As Twitter is invaded by the masses and loses its cool, experienced users are parading their know-how by littering tweets with increasingly arcane codes: RT for re-tweet of course, L: for location and # for hash-tagging a post with a topical or popular word – #iphone or #lost for example.
Some of this is the simple fun of working within short sentences – the Twitter equivalent of OMG! txt spk – but I think hashtags mean something more.
Hashtags allow people to join a virtual club easily and temporarily. And to leave it just as quickly. People can just dive into a conversation, make a pithy observation about the #brits and dive right out again. No need to subscribe to an email list, no forms to fill in, no facebook group to join. It can be a no-complications, one-tweet stand.
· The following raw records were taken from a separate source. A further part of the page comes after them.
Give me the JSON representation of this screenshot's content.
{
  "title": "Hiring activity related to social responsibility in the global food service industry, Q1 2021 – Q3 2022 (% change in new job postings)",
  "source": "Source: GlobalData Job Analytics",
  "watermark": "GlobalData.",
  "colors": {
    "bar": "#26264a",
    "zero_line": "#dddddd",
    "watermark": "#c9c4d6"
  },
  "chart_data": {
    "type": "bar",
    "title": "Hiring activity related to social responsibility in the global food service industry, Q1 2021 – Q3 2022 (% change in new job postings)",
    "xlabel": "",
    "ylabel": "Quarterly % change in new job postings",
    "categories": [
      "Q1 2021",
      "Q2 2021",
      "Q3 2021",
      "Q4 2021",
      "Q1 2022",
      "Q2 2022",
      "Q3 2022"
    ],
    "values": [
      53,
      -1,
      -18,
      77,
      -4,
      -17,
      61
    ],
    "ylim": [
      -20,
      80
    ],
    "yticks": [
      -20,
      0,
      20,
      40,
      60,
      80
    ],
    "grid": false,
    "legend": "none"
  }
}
They are perfectly suited for an world where attention is ever-more scarce and people are wary of sharing personal data. But they’re also wonderful fun – the ideas flitting in and out of existence in perfect harmony with their true value and popularity.
They’re hashmemes if you like.
Right now #oscars is in vogue but once the red carpet is rolled back up, it’ll disappear as a living idea until the next time enough of us shine a torch on it.
Hashtags.org allows anyone to see what’s hot at any moment, and even includes graphs describing most hashmemes’ beautifully short lifespans.
Marketers have to work pretty hard to jump on such fast-moving bandwagons. Indeed the only way to do it is to keep running. Only if you’re already up to speed with the conversation can you expect your brand to contribute something useful and credible.